When the time comes to talk about finances, one of the classic questions that always seems to come up is, how can I save money? Is there an easy way to do it? Can you find money just by turning over stones?
Although it’s true that money doesn’t grow on trees, it may be possible to take much better advantage of the money you earn than you realize. To do this you will just need some ingenuity and a little help, and in the end, you will be able to save more easily and get closer to achieving the goals that you were only able to dream about before.
Saving in and of itself
There are many different ways to save money, from dropping your coins into a piggy bank to making deposits into a checking account, or opening a savings plan, or investing in the stock market. Clearly, every solution has its pros and cons: while your piggy bank will not pay you any interest, your investments in the stock market may also come with some serious risk of losses. This means that the method used for saving is something that each individual must select, based upon his or her own lifestyle. The next question is, where are these savings going to come from?
There are several different philosophies when it comes to saving. Whereas previously the tendency was to save whatever was left over at the end of the month, these days the opposite process is more likely to be applied. In other words, a portion of your income will be deposited into a separate account as soon as it is received. There are various ways of acting in relation to your savings, which we can refer to as “techniques for saving”.
The most commonly applied techniques for saving
In order to save systematically, you must automatically set aside a portion of your money before it can be used to pay for other expenses. These days there are two models that have gained a solid reputation:
- The 50/30/20 model works by dividing your income into three different groups, then dedicating each of these to a different purpose. You should use 50% of your income (no more, no less) to pay for your basic day-to-day needs, such as your rent or mortgage payments, expenses for food, etc. Another 30% of your income must be dedicated to things that you enjoy but that is not strictly necessary: recreation, cultural activities, travel, etc. And finally, 20% should go into savings, ideally separated out from your income right away. It is also a good idea to put this savings into a separate account.
- The 52 model is another option that has become quite popular lately. Its name is based on the 52 weeks in a year, and the model consists of saving an increasing amount of money each week. In the simplest version, an effort is made to save the same amount of money as the number of the current week: during the first week of the year you only have to save €1, while in the 20th week you must save €20 and in the final week you must save €52. This method will allow you to save €1,378 in a single year, while hardly noticing the impact.

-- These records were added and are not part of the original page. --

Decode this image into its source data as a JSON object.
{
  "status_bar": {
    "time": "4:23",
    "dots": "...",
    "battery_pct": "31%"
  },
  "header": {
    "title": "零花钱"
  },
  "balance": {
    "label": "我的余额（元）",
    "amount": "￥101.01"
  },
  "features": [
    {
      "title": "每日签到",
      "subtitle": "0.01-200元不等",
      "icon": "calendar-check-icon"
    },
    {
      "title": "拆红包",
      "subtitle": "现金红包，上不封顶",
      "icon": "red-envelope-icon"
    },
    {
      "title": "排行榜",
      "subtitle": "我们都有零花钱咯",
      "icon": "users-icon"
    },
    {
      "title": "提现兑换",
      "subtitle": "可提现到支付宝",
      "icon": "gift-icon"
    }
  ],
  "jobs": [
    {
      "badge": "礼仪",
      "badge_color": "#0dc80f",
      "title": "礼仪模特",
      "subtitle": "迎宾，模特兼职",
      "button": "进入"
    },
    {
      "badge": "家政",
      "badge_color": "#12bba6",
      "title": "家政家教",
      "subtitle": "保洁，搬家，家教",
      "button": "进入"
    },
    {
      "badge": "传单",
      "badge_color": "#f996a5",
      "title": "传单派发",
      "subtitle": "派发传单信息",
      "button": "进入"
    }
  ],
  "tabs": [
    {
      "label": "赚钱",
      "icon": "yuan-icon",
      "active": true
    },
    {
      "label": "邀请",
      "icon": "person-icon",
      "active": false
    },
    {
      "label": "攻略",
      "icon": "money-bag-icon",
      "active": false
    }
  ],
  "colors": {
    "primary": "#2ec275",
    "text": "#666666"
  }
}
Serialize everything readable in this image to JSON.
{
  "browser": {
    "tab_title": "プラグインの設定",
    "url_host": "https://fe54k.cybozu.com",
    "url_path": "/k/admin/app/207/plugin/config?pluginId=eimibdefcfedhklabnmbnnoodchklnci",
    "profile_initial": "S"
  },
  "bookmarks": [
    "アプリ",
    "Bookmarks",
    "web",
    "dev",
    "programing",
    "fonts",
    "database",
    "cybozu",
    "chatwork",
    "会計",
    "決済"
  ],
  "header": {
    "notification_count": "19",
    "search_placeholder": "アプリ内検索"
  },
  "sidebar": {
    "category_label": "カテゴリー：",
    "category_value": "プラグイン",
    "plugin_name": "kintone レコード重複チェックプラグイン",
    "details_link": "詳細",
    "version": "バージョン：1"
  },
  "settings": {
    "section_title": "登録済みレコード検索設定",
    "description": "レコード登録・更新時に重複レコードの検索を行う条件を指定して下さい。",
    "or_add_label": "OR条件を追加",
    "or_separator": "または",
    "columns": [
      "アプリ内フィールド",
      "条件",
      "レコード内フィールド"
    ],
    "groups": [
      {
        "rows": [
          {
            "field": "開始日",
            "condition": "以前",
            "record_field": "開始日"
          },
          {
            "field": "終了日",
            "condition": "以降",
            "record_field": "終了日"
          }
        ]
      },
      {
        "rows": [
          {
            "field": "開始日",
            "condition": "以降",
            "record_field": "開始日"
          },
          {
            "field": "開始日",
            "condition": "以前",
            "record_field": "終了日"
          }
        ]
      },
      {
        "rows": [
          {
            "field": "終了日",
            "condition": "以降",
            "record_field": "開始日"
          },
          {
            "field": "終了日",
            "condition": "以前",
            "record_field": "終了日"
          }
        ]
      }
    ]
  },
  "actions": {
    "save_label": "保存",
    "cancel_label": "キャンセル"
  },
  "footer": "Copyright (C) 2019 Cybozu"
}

These two options represent two alternatives, although you can always try to go further, for example, by squeezing the maximum savings you can out of your income.
To summarize: there are a variety of techniques for monitoring and controlling your expenses, which as a result can allow you to save a little more. And fortunately, these days you no longer need to carry your notebook around with you or go asking for help; it has never been more accurate to say that the solution is in your own hands.